Baliho Kaesang Pangarep sebagai Ketum PSI bertebaran di Subang, Jabar. Lalu warganet tak hanya menyoal biaya tetapi pajak reklame. Soal pajak, jawabannya jelas: peraga promosional kegiatan politik dikecualikan dari pajak reklame (¬ Pasal 60 ayat 3 huruf e UU No. 1 Tahun 2022).
Lalu kenapa baliho atau apapun namanya, pokoknya bergambar Kaesang PSI, jadi masalah? Soal konteks. Ada faktor sentimen negatif masyarakat.
Saya mencoba berjarak, kira-kira begini tilikan saya:
- Sebelum Kaesang secara instan menjadi Ketum PSI, peraga kampanye politik sudah lumrah di kota, kabupaten, ibu kota provinsi, sampai ibu kota negara
- Jalur kilat Kaesang memimpin partai ditanggapi sinis oleh sebagian masyarakat, terutama di luar PSI maupun di luar pengurus partai lain yang sedang membutuhkan dan atau dibutuhkan PSI
- Kaesang laku secara politis karena dia putra Presiden Jokowi, dia bukan sekadar anak muda yang populer — tak seperti bapaknya saat belia, tak tenar dan bukan anak tokoh
- Saat yang sama, naiknya Kaesang, lalu kedekatan PSI dengan Prabowo Subianto yang dulu sering dinilai jelek oleh partai itu, beriringan dengan proses Gibran Rakabuming menuju jalan cawapres bagi Prabowo melalui Mahkamah Konstitusi
- Maka citra anak-anak Jokowi, bahkan Jokowi sendiri, pun buram di mata kaum yang selama ini puas terhadap capaian sang presiden
Singkat kata: sudah nasib Kaesang, pun Gibran, bahkan bapak mereka, menjadi tumpuan kesalahan. Menyoal pajak reklame baliho adalah salah satu contoh.

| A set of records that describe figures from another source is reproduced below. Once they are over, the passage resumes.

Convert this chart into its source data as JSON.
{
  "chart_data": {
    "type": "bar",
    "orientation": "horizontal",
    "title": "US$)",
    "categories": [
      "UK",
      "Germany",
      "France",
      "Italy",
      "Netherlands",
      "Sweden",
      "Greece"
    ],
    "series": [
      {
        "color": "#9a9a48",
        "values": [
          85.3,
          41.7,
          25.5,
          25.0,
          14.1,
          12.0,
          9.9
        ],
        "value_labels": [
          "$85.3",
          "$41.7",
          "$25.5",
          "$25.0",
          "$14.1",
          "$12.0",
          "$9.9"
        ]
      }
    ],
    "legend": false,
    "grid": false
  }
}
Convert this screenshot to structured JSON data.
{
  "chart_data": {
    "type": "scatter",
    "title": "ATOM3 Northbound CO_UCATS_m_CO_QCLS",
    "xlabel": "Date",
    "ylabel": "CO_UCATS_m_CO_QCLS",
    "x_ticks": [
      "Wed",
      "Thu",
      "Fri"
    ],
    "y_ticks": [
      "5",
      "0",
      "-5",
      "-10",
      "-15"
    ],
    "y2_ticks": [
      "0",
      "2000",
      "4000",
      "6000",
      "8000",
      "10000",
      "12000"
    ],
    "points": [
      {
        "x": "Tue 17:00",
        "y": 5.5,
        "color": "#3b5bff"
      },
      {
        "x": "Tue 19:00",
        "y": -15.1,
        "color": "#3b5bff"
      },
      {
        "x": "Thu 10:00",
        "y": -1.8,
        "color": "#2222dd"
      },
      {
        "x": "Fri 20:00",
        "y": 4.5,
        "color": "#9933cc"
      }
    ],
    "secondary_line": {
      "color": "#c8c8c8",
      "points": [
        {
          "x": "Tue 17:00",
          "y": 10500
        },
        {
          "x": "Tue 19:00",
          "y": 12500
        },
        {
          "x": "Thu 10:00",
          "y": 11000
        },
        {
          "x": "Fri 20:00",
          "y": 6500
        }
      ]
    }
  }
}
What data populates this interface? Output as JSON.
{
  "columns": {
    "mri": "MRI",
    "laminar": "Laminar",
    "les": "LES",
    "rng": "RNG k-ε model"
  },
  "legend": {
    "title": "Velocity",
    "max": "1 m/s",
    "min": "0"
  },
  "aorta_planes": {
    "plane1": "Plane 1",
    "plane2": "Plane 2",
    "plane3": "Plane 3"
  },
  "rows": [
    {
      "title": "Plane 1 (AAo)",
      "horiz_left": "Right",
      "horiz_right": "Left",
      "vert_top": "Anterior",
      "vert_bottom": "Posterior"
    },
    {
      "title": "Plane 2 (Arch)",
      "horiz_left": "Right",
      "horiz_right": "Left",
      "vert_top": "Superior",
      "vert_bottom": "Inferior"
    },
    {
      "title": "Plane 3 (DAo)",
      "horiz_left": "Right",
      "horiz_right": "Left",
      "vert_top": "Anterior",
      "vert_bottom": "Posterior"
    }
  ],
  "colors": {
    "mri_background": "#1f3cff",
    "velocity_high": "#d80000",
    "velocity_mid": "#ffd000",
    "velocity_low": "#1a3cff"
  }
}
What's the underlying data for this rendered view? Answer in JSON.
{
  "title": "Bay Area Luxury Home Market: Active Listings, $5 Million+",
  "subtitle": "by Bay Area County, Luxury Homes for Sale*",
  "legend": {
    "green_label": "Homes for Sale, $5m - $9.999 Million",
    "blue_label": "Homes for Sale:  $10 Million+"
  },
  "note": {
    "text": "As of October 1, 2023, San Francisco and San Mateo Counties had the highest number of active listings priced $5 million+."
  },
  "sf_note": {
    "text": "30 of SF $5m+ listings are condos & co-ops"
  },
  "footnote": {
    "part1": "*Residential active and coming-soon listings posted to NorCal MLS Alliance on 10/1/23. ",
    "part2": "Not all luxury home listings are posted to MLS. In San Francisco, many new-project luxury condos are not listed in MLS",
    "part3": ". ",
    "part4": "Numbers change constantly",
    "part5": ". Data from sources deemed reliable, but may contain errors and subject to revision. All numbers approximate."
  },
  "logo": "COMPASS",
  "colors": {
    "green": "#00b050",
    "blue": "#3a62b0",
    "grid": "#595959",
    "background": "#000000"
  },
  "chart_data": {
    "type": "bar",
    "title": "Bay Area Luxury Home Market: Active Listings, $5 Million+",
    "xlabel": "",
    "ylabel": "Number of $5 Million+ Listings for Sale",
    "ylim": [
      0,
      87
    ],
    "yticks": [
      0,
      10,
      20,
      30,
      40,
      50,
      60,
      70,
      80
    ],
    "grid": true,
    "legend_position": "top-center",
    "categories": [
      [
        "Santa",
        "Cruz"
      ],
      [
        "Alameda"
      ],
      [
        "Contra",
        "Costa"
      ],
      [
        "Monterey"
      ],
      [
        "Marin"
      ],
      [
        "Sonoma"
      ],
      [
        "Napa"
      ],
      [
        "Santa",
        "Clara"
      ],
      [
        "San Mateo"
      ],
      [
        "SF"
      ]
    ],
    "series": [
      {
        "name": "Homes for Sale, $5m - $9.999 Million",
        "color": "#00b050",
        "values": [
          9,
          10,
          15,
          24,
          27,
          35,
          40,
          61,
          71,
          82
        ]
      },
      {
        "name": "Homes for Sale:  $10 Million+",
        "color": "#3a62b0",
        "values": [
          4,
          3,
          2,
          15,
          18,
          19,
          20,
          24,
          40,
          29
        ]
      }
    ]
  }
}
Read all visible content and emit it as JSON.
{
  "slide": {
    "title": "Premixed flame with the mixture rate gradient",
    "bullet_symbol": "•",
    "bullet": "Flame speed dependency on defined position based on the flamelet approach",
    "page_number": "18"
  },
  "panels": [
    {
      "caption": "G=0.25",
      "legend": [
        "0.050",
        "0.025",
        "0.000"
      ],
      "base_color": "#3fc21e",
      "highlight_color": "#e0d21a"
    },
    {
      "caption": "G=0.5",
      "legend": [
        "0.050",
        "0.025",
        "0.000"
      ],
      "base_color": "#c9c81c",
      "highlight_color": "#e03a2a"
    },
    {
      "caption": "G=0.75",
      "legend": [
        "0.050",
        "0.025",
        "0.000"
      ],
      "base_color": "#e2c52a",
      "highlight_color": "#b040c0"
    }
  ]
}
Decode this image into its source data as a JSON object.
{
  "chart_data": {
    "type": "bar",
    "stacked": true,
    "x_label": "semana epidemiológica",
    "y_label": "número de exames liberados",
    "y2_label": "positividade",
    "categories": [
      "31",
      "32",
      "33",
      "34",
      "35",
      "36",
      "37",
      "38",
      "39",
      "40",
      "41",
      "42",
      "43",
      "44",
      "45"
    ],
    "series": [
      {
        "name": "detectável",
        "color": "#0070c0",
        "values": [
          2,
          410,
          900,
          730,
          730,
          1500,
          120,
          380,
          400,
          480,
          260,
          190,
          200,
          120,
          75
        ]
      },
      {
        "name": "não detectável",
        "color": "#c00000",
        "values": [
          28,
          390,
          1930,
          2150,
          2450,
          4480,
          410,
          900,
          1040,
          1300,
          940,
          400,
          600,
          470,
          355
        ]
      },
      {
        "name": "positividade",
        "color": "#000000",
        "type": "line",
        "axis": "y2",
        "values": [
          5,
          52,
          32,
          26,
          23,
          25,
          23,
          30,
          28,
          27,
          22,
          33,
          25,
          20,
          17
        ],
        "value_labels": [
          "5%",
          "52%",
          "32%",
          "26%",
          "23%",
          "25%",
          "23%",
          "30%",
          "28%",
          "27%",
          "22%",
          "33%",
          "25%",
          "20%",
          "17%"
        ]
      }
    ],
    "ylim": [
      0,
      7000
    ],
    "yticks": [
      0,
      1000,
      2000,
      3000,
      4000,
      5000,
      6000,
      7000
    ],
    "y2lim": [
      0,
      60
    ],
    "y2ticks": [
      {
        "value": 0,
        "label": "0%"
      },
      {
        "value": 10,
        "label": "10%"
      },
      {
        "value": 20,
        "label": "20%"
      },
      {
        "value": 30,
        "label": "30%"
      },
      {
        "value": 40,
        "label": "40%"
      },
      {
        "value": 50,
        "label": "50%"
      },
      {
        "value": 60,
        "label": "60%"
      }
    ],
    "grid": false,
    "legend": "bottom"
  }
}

https://twitter.com/bianca01403/status/1720989745193640162?t=04cKHcNYlDl2aExWTihRyA&s=19
Lalu soal baliho, atau apapun namanya termasuk bilbor berupa videotron, adalah masalah kepastian hukum. Setahu saya itu diatur di setiap perda. Berlaku untuk peraga komunikasi yang menjadi objek pajak maupun yang terkecualikan.
Hal yang diatur oleh setiap perda antara lain:
- Titik lokasi penempatan peraga, siapa pun pemilik media luar ruang
- Ukuran dan kelayakan konstruksi teknis peraga
- Masa berlaku pemampangan peraga sesuai izin
- Matriks tarif pajak reklame
Adapun kesusilaan, isu SARA, dan keindahan lanskap biasanya menjadi syarat penyerta. Atau diatur dalam produk hukum yang lain.
Maka pencopotan baliho Ganjar-Mahfud oleh Pemkab Gianyar, Bali, saat kunjungan Jokowi pekan lalu, atas nama ketertiban dan keindahan, mestinya sudah jelas sebelum materi yang disebut alat peraga sosialisasi (APS) pemilu itu terpasang. Dengan atau tanpa kedatangan presiden, setiap peraga yang melanggar perda harus dicopot.
Lalu? Mari mundur dulu, ke tahun 2020 ketika Pangdam Jaya Mayjen Dudung Abdurachman memerintahkan pembongkaran banyak baliho FPI bergambar Rizieq Shihab, dengan dalih mendukung Satpol PP DKI — artinya aparat sipil — yang kewalahan.
Lagi-lagi ini soal kepastian hukum. Juga: supremasi sipil. Tanpa penegakan hukum, media luar ruang bisa menjadi media liar ruang. Tak beda dari grafiti dan mural atau produk urban art lainnya yang tidak diinisiasi oleh penerintah dengan tema sesuai penaja alias bohir.
Kalau Pemprov DKI tegas, tak hanya terhadap bilbor komersial, mestinya beraneka baliho bertiang bambu maupun besi dari pendukung FPI, yang dipasang di ruang publik tanpa izin, itu sejak awal dibongkar oleh Satpol PP.
Tetapi, ya tetapi, itu kan masalah politik, FPI versus negara, bukan soal penegakan perda atau pergub atau apalah? Ehm, baiklah.
Maka kita tunggu apakah semua pemda akan menegakkan aturan terhadap para caleg dan pasangan capres. Atau, jangan pilih paslonpres mana pun yang timnya mengabaikan aturan soal peraga — atau hal lain yang dilarang hukum.